Giovedì 1 maggio 2014, ritorno delle semifinali di Europa League: Juventus – Benfica: 0-0. Nella stessa stagione calcistica, dopo la neve di Istanbul (evento più unico che raro), l’improvvisa pioggia battente di Torino chiudeva quella che era stata una giornata di sole. Evidentemente in Europa non era stagione. Probabilmente anche la Juve quell’anno aveva fatto di tutto per complicare il proprio percorso europeo. Si dice aiutati che Dio ti aiuta. Nella su citata partita il Benfica, per oltre metà del secondo tempo, giocò in dieci per l’espulsione di un suo giocatore. Verso la fine rimase addirittura in nove perché Garay si fece male a sostituzioni già terminate per i portoghesi. Quell’anno la finale di Europa League si sarebbe tenuta alla Juventus Stadium. Certo, non si trattava della Champions, ma comunque dopo anni l’occasione di alzare un trofeo europeo, per giunta nel proprio stadio, era alquanto ghiotta per i bianconeri. E, invece, nulla. Magari anche per sfortuna, ma soprattutto per demeriti propri. L’anno dopo la Juventus giocava una finale di Champions a Berlino, con merito. Perdeva contro il Barcellona, la squadra più forte del mondo, avendo anche qualcosa da recriminare. L’anno scorso la Juve è uscita agli ottavi di finale di Champions dopo una scazzottata a guardia bassa contro i titani del Bayern Monaco, ma senza dare mai la sensazione di essere inferiore, anzi.
Il breve excursus di cui sopra, non ha assolutamente l’intento di fare inutili paragoni tra il mister precedente e l’attuale. E’ semplicemente necessario al fine di una corretta valutazione di quello che è la Juventus europea oggi e del suo percorso di crescita rispetto al passato più recente. Allo stato, nella stagione calcistica in corso, la Juventus è tornata con lo scalpo dell’avversario da tutte e quattro le trasferte europee ( Zagabria, Lione, Siviglia, Oporto). Se è vero che trattasi di avversari di non primissima fascia, vanno dati i giusti meriti alla compagine bianconera. Ha vinto come doveva, in scioltezza a Zagabria; soffrendo, ma in inferiorità numerica a Lione; in rimonta, in superiorità numerica a Siviglia; dominando, già prima che il Porto restasse in dieci, ieri ad Oporto. Le ultime due trasferte in particolare, presentavano comunque un certo livello di difficoltà; se è vero che in entrambe la Juve ha potuto sfruttare la superiorità numerica, è altrettanto vero che ha ottenuto tale vantaggio con merito.

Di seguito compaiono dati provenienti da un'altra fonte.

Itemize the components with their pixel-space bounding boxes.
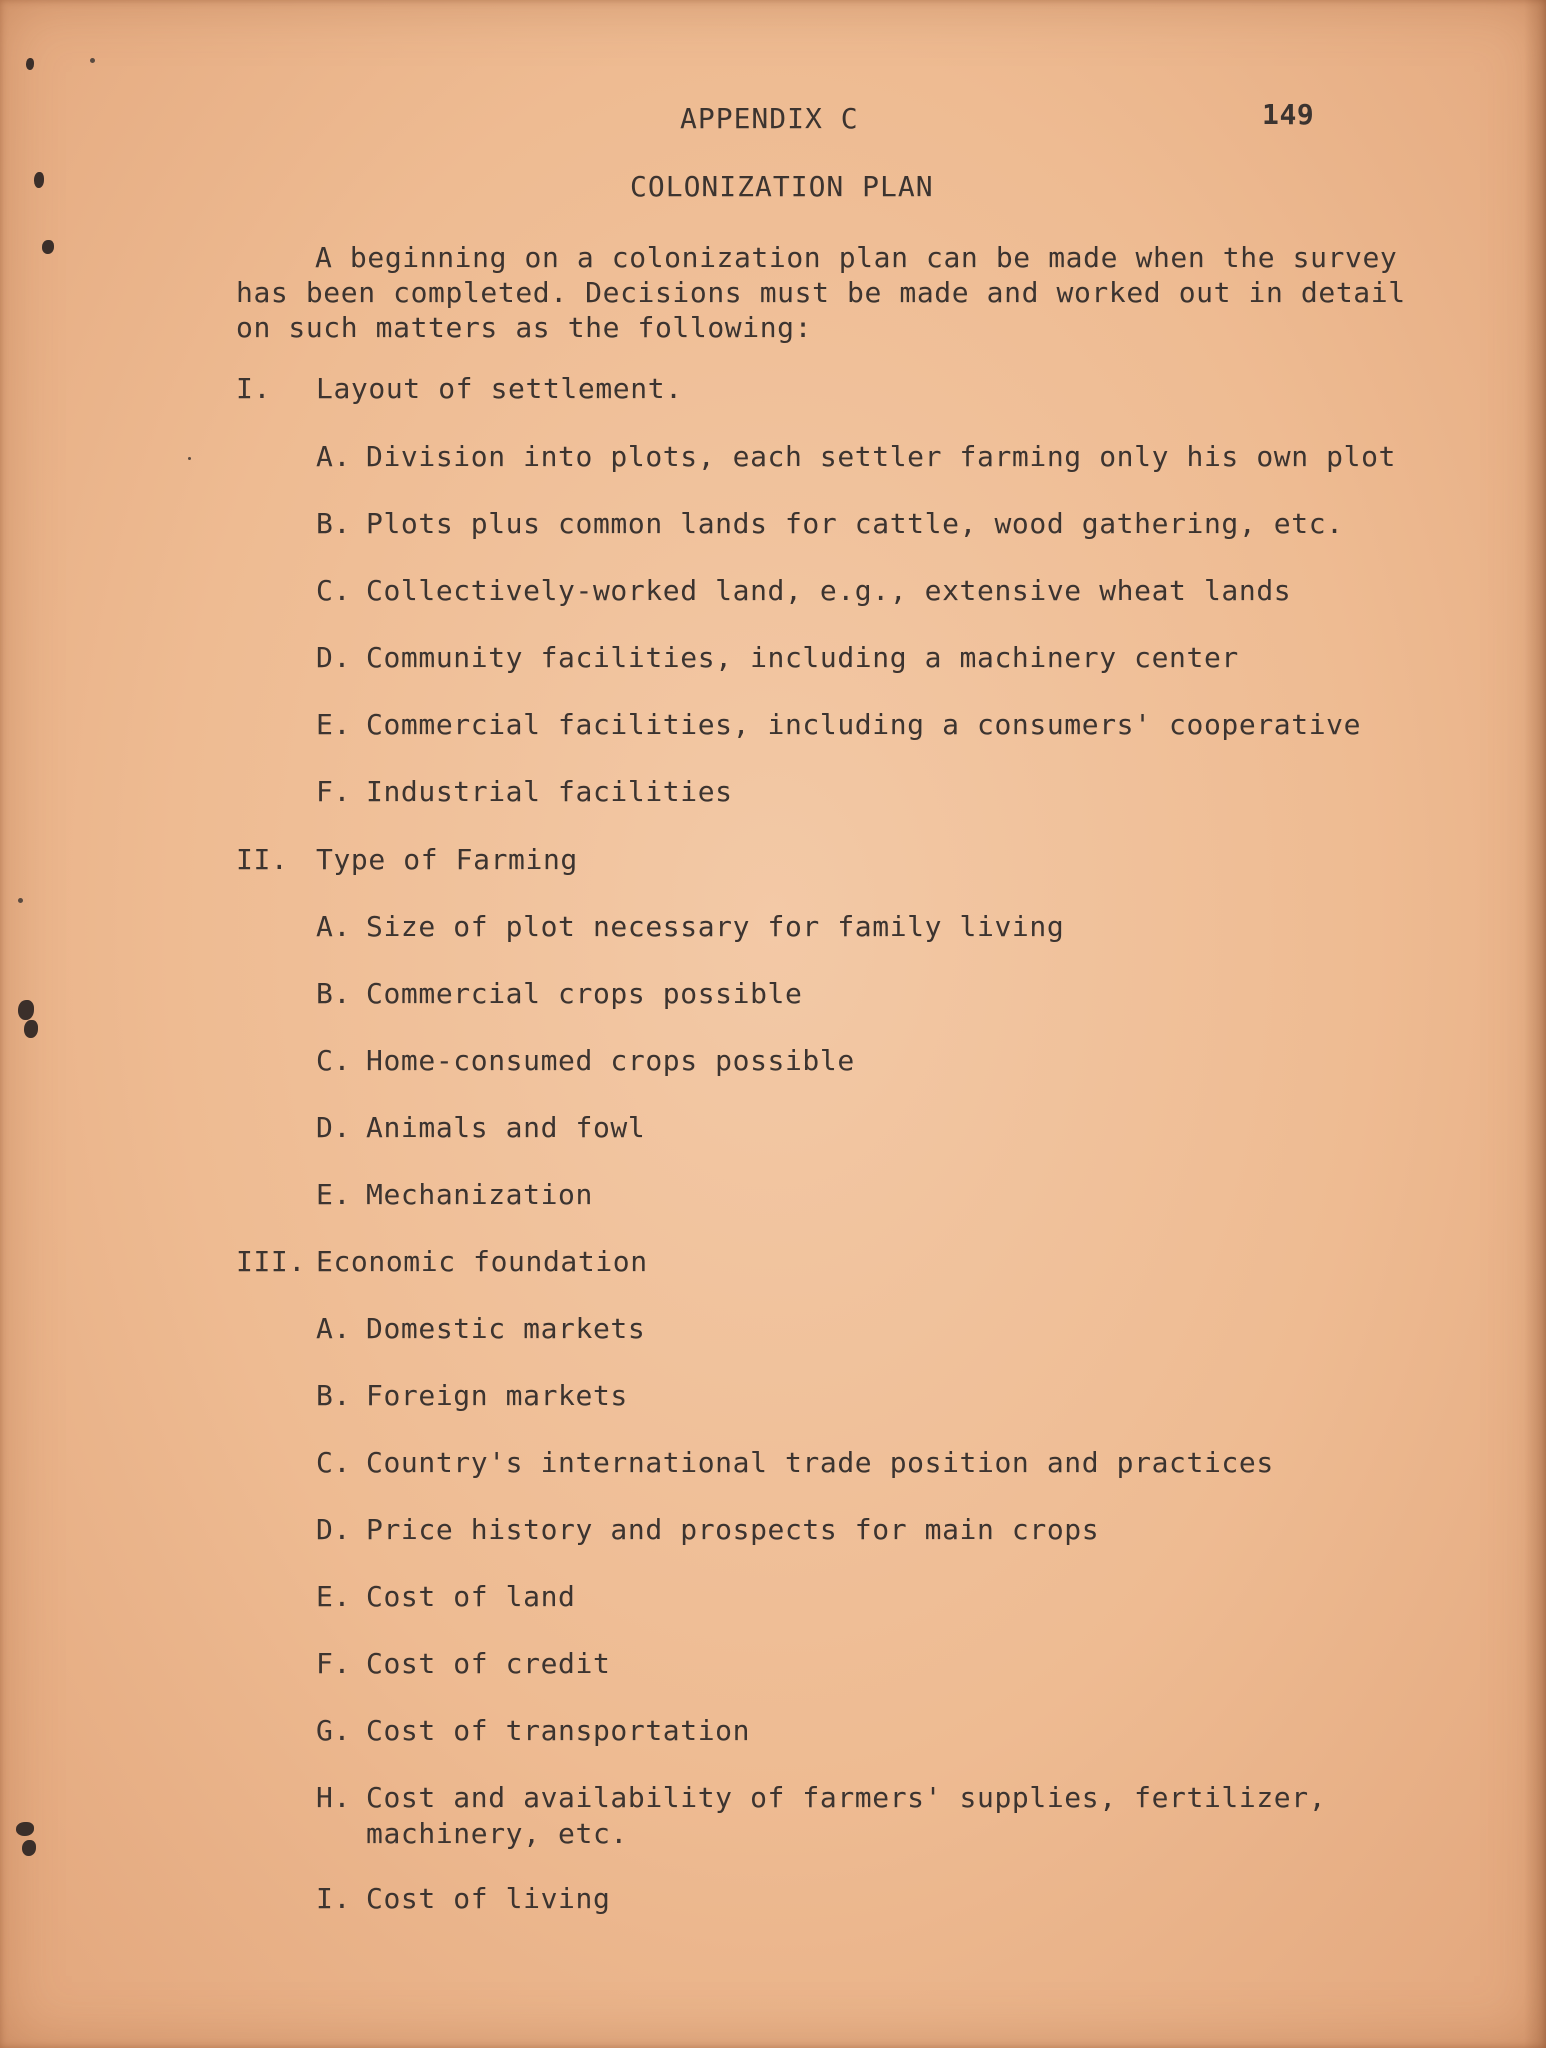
- list-item: Size of plot necessary for family living: [366, 910, 1065, 943]
- intro-line: has been completed. Decisions must be made and worked out in detail: [236, 276, 1406, 309]
- list-item: Cost of transportation: [366, 1714, 751, 1747]
- list-item: Cost of land: [366, 1580, 576, 1613]
- item-letter: B.: [316, 1379, 351, 1412]
- intro-paragraph: [236, 240, 1406, 345]
- item-letter: A.: [316, 1312, 351, 1345]
- binding-hole: [16, 1822, 34, 1836]
- item-letter: E.: [316, 1580, 351, 1613]
- list-item: Cost of credit: [366, 1647, 611, 1680]
- binding-hole: [26, 58, 34, 70]
- item-letter: G.: [316, 1714, 351, 1747]
- list-item: Commercial facilities, including a consumers' cooperative: [366, 708, 1362, 741]
- list-item: Community facilities, including a machinery center: [366, 641, 1239, 674]
- list-item: Commercial crops possible: [366, 977, 803, 1010]
- list-item: Division into plots, each settler farming only his own plot: [366, 440, 1396, 473]
- page-title: COLONIZATION PLAN: [630, 170, 934, 203]
- list-item: Collectively-worked land, e.g., extensive wheat lands: [366, 574, 1292, 607]
- speck: [18, 898, 23, 903]
- section-title: Type of Farming: [316, 843, 578, 876]
- list-item: Price history and prospects for main crops: [366, 1513, 1100, 1546]
- item-letter: C.: [316, 574, 351, 607]
- intro-line: on such matters as the following:: [236, 311, 813, 344]
- section-title: Layout of settlement.: [316, 372, 683, 405]
- item-letter: F.: [316, 775, 351, 808]
- list-item-continuation: machinery, etc.: [366, 1817, 628, 1850]
- item-letter: C.: [316, 1446, 351, 1479]
- list-item: Plots plus common lands for cattle, wood gathering, etc.: [366, 507, 1344, 540]
- item-letter: H.: [316, 1781, 351, 1814]
- item-letter: B.: [316, 977, 351, 1010]
- binding-hole: [42, 240, 54, 254]
- item-letter: D.: [316, 1111, 351, 1144]
- item-letter: D.: [316, 1513, 351, 1546]
- item-letter: I.: [316, 1882, 351, 1915]
- item-letter: D.: [316, 641, 351, 674]
- list-item: Mechanization: [366, 1178, 593, 1211]
- item-letter: A.: [316, 440, 351, 473]
- item-letter: C.: [316, 1044, 351, 1077]
- binding-hole: [22, 1840, 36, 1856]
- binding-hole: [18, 1000, 34, 1020]
- item-letter: E.: [316, 708, 351, 741]
- list-item: Foreign markets: [366, 1379, 628, 1412]
- speck: [90, 58, 95, 63]
- item-letter: F.: [316, 1647, 351, 1680]
- list-item: Country's international trade position and practices: [366, 1446, 1274, 1479]
- page-fold: [1524, 0, 1546, 2048]
- list-item: Domestic markets: [366, 1312, 646, 1345]
- section-numeral: III.: [236, 1245, 306, 1278]
- item-letter: E.: [316, 1178, 351, 1211]
- list-item: Industrial facilities: [366, 775, 733, 808]
- list-item: Cost of living: [366, 1882, 611, 1915]
- item-letter: A.: [316, 910, 351, 943]
- list-item: Home-consumed crops possible: [366, 1044, 855, 1077]
- section-numeral: I.: [236, 372, 271, 405]
- item-letter: B.: [316, 507, 351, 540]
- section-numeral: II.: [236, 843, 289, 876]
- list-item: Animals and fowl: [366, 1111, 646, 1144]
- page-number: 149: [1262, 98, 1315, 131]
- list-item: Cost and availability of farmers' supplies, fertilizer,: [366, 1781, 1327, 1814]
- intro-line: A beginning on a colonization plan can be made when the survey: [315, 241, 1398, 274]
- speck: [188, 457, 191, 460]
- section-title: Economic foundation: [316, 1245, 648, 1278]
- appendix-heading: APPENDIX C: [680, 102, 859, 135]
- binding-hole: [24, 1020, 38, 1038]
- binding-hole: [34, 172, 44, 188]
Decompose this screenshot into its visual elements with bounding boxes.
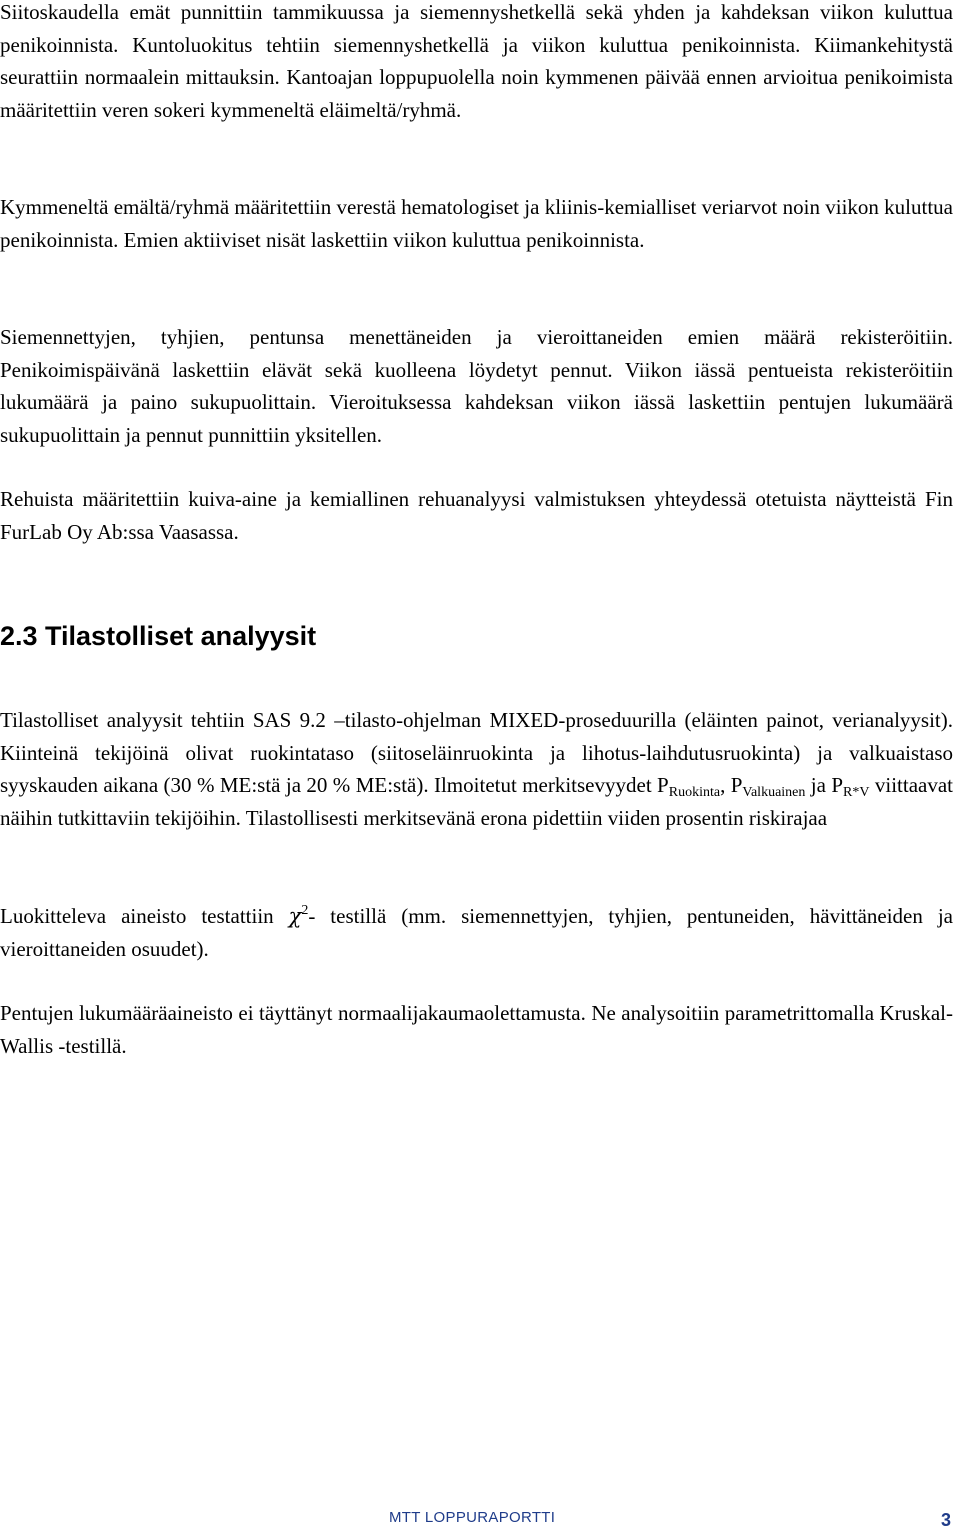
subscript-valkuainen: Valkuainen bbox=[742, 785, 806, 800]
paragraph-feed-analysis: Rehuista määritettiin kuiva-aine ja kemiallinen rehuanalyysi valmistuksen yhteydessä otetuista näytteistä Fin FurLab Oy Ab:ssa Vaasassa. bbox=[0, 487, 953, 544]
subscript-interaction: R*V bbox=[843, 785, 870, 800]
separator-2: ja bbox=[805, 773, 832, 797]
p-symbol-2: P bbox=[730, 773, 743, 797]
paragraph-kruskal-wallis: Pentujen lukumääräaineisto ei täyttänyt normaalijakaumaolettamusta. Ne analysoitiin parametrittomalla Kruskal-Wallis -testillä. bbox=[0, 1001, 953, 1058]
paragraph-registration: Siemennettyjen, tyhjien, pentunsa menettäneiden ja vieroittaneiden emien määrä rekisteröitiin. Penikoimispäivänä laskettiin elävät sekä kuolleena löydetyt pennut. Viikon iässä pentueista rekisteröitiin lukumäärä ja paino sukupuolittain. Vieroituksessa kahdeksan viikon iässä laskettiin pentujen lukumäärä sukupuolittain ja pennut punnittiin yksitellen. bbox=[0, 325, 953, 447]
paragraph-blood-values: Kymmeneltä emältä/ryhmä määritettiin verestä hematologiset ja kliinis-kemialliset veriarvot noin viikon kuluttua penikoinnista. Emien aktiiviset nisät laskettiin viikon kuluttua penikoinnista. bbox=[0, 195, 953, 252]
chi-text-end: - testillä (mm. siemennettyjen, tyhjien, pentuneiden, hävittäneiden ja vieroittaneiden osuudet). bbox=[0, 904, 953, 961]
chi-superscript: 2 bbox=[301, 903, 309, 918]
p-symbol-3: P bbox=[831, 773, 844, 797]
paragraph-statistics bbox=[0, 704, 953, 834]
statistics-text-end: viittaavat näihin tutkittaviin tekijöihin. Tilastollisesti merkitsevänä erona pidettiin viiden prosentin riskirajaa bbox=[0, 773, 953, 830]
paragraph-chi-square bbox=[0, 900, 953, 965]
footer-page-number: 3 bbox=[941, 1510, 952, 1530]
subscript-ruokinta: Ruokinta bbox=[668, 785, 721, 800]
footer-report-title: MTT LOPPURAPORTTI bbox=[389, 1509, 556, 1526]
statistics-text-start: Tilastolliset analyysit tehtiin SAS 9.2 –tilasto-ohjelman MIXED-proseduurilla (eläinten painot, verianalyysit). Kiinteinä tekijöinä olivat ruokintataso (siitoseläinruokinta ja lihotus-laihdutusruokinta) ja valkuaistaso syyskauden aikana (30 % ME:stä ja 20 % ME:stä). Ilmoitetut merkitsevyydet bbox=[0, 708, 953, 797]
chi-symbol: χ bbox=[288, 904, 302, 928]
chi-text-start: Luokitteleva aineisto testattiin bbox=[0, 904, 289, 928]
paragraph-sampling: Siitoskaudella emät punnittiin tammikuussa ja siemennyshetkellä sekä yhden ja kahdeksan viikon kuluttua penikoinnista. Kuntoluokitus tehtiin siemennyshetkellä ja viikon kuluttua penikoinnista. Kiimankehitystä seurattiin normaalein mittauksin. Kantoajan loppupuolella noin kymmenen päivää ennen arvioitua penikoimista määritettiin veren sokeri kymmeneltä eläimeltä/ryhmä. bbox=[0, 0, 953, 122]
p-symbol-1: P bbox=[657, 773, 669, 797]
separator-1: , bbox=[720, 773, 731, 797]
section-heading: 2.3 Tilastolliset analyysit bbox=[0, 621, 317, 651]
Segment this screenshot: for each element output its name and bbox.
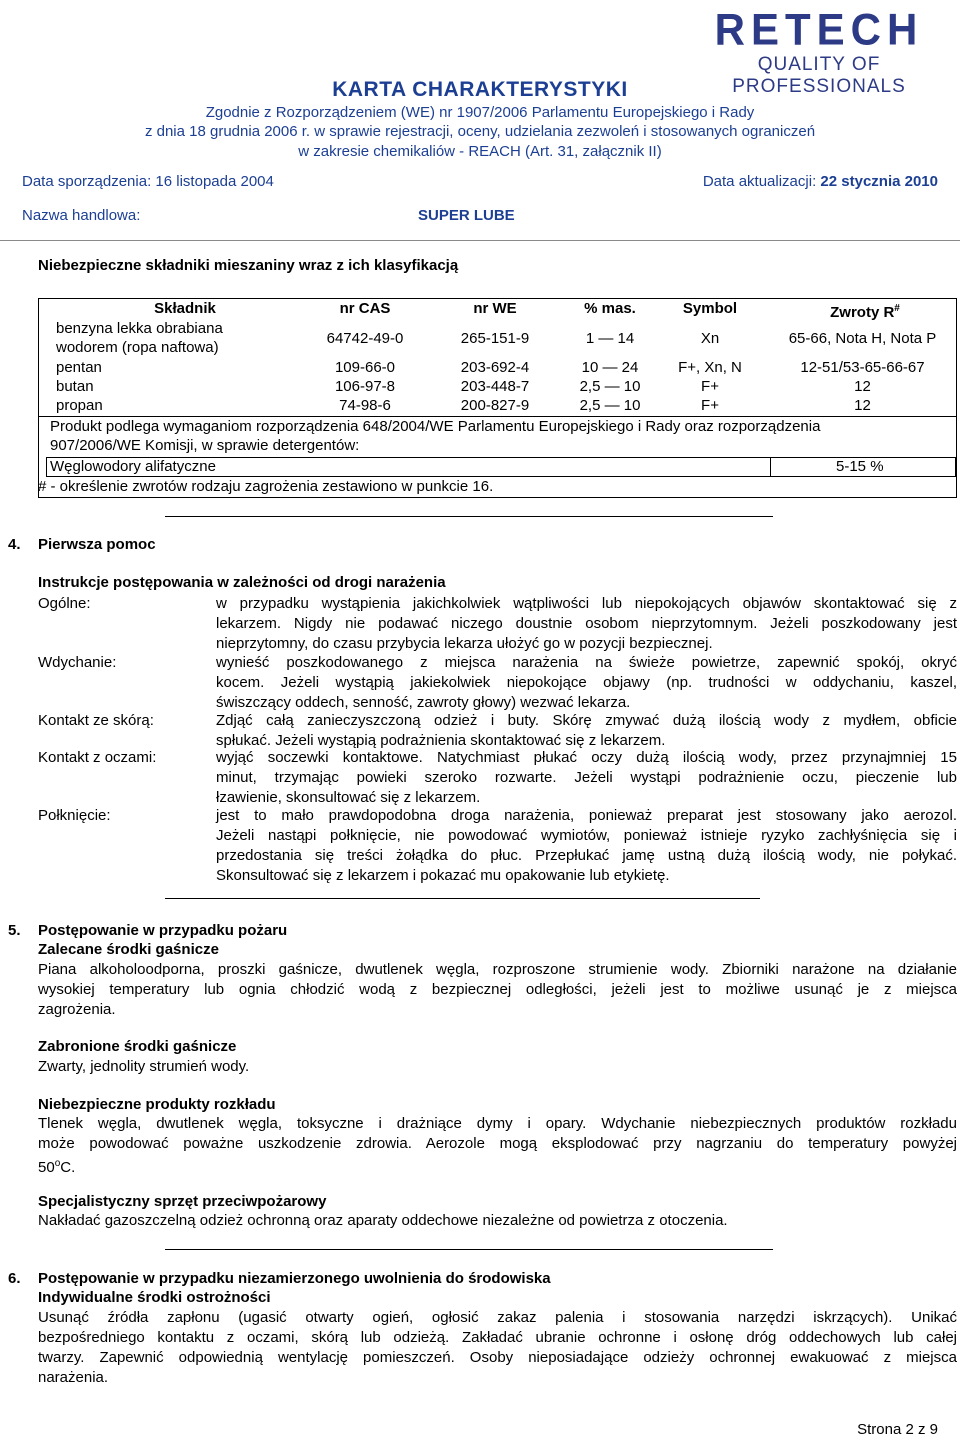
text-line: Usunąć źródła zapłonu (ugasić otwarty ogień, ogłosić zakaz palenia i stosowania narzędzi iskrzących). Unikać (38, 1309, 957, 1326)
cell-symbol: Xn (700, 330, 720, 347)
cell-we: 200-827-9 (460, 397, 530, 414)
text-line: Skonsultować się z lekarzem i pokazać mu opakowanie lub etykietę. (216, 867, 670, 884)
col-header-component: Składnik (154, 300, 216, 317)
section-6-sub1: Indywidualne środki ostrożności (38, 1289, 271, 1306)
cell-r: 12-51/53-65-66-67 (800, 359, 925, 376)
text-line: łzawienie, skonsultować się z lekarzem. (216, 789, 481, 806)
section-divider (165, 898, 760, 899)
text-line: twarzy. Zapewnić odpowiednią wentylację pomieszczeń. Osoby nieposiadające odzieży ochronnej ewakuować z miejsca (38, 1349, 957, 1366)
cell-pct: 10 — 24 (581, 359, 639, 376)
company-logo (680, 0, 958, 97)
cell-component: butan (56, 378, 94, 395)
text-line: wyjąć soczewki kontaktowe. Natychmiast płukać oczy dużą ilością wody, przez przynajmniej 15 (216, 749, 957, 766)
date-updated-value: 22 stycznia 2010 (820, 173, 938, 190)
page-number: Strona 2 z 9 (857, 1421, 938, 1438)
logo-tagline: QUALITY OF PROFESSIONALS (732, 54, 906, 97)
cell-symbol: F+ (701, 378, 719, 395)
section-5-text3 (38, 1114, 957, 1178)
text-line (38, 1154, 957, 1178)
first-aid-text-eyes (216, 748, 957, 808)
first-aid-text-general (216, 594, 957, 654)
cell-r: 65-66, Nota H, Nota P (788, 330, 937, 347)
first-aid-label-skin: Kontakt ze skórą: (38, 712, 154, 729)
regulation-line-3: w zakresie chemikaliów - REACH (Art. 31, załącznik II) (298, 143, 662, 160)
col-header-cas: nr CAS (339, 300, 391, 317)
cell-r: 12 (854, 378, 871, 395)
cell-component: propan (56, 397, 103, 414)
cell-component: pentan (56, 359, 102, 376)
detergent-note-l1: Produkt podlega wymaganiom rozporządzenia 648/2004/WE Parlamentu Europejskiego i Rady oraz rozporządzenia (50, 418, 821, 435)
detergent-note-l2: 907/2006/WE Komisji, w sprawie detergentów: (50, 437, 360, 454)
section-5-text1 (38, 960, 957, 1020)
col-header-symbol: Symbol (682, 300, 738, 317)
section-5-number: 5. (8, 922, 21, 939)
date-created: Data sporządzenia: 16 listopada 2004 (22, 173, 274, 190)
temperature-unit: C. (60, 1159, 76, 1176)
text-line: jest to mało prawdopodobna droga narażenia, ponieważ preparat jest stosowany jako aerozol. (216, 807, 957, 824)
trade-name-value: SUPER LUBE (418, 207, 515, 224)
trade-name-label: Nazwa handlowa: (22, 207, 141, 224)
cell-pct: 1 — 14 (585, 330, 635, 347)
text-line: Tlenek węgla, dwutlenek węgla, toksyczne i drażniące dymy i opary. Wdychanie niebezpiecznych produktów rozkładu (38, 1115, 957, 1132)
section-6-text1 (38, 1308, 957, 1388)
cell-pct: 2,5 — 10 (579, 397, 641, 414)
text-line: w przypadku wystąpienia jakichkolwiek wątpliwości lub niepokojących objawów skontaktować się z (216, 595, 957, 612)
components-heading: Niebezpieczne składniki mieszaniny wraz z ich klasyfikacją (38, 257, 459, 274)
section-5-sub3: Niebezpieczne produkty rozkładu (38, 1096, 276, 1113)
text-line: kocem. Jeżeli wystąpią jakiekolwiek niepokojące objawy (np. trudności w oddychaniu, kaszel, (216, 674, 957, 691)
header-divider (0, 240, 960, 241)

In passato non si è vinto contro squadre anche inferiori a quelle appena citate. La Juventus doveva vincere e l’ha fatto, ma non era così scontato. Contro il Porto sono cadute in passato diverse squadre blasonate, in particolare è risultato spesso indigesto alle altre italiane, vedasi da ultimo la Roma, declassata in Europa League dai lusitani. Così come vincere in trasferta in Europa non è mai semplice, considerando che gli stadi “caldi” sono molti. Non credo che il Porto attuale sia meno forte di quel Benfica che meno di tre anni fa ci ha impedito di giocare una finale europea in casa. Se tre indizi (o meglio anni) fanno una prova, allora direi che qualcosa è cambiato. Dobbiamo prenderne consapevolezza, c’è ancora tanto da migliorare, ma siamo competitivi. Non partecipiamo per andare il più avanti possibile, ma per raggiungere la cima.
La Juventus ha certamente le potenzialità per ottenere questi risultati, ma la pratica è cosa ben diversa. Cominciare ad avere una certa continuità di successi, di prestazioni, rendere normali questi risultati, è un buon presupposto per sedersi con continuità al tavolo dei grandi. A furia di banchettare con loro, riusciremo ad arrivare anche al dolce più prelibato.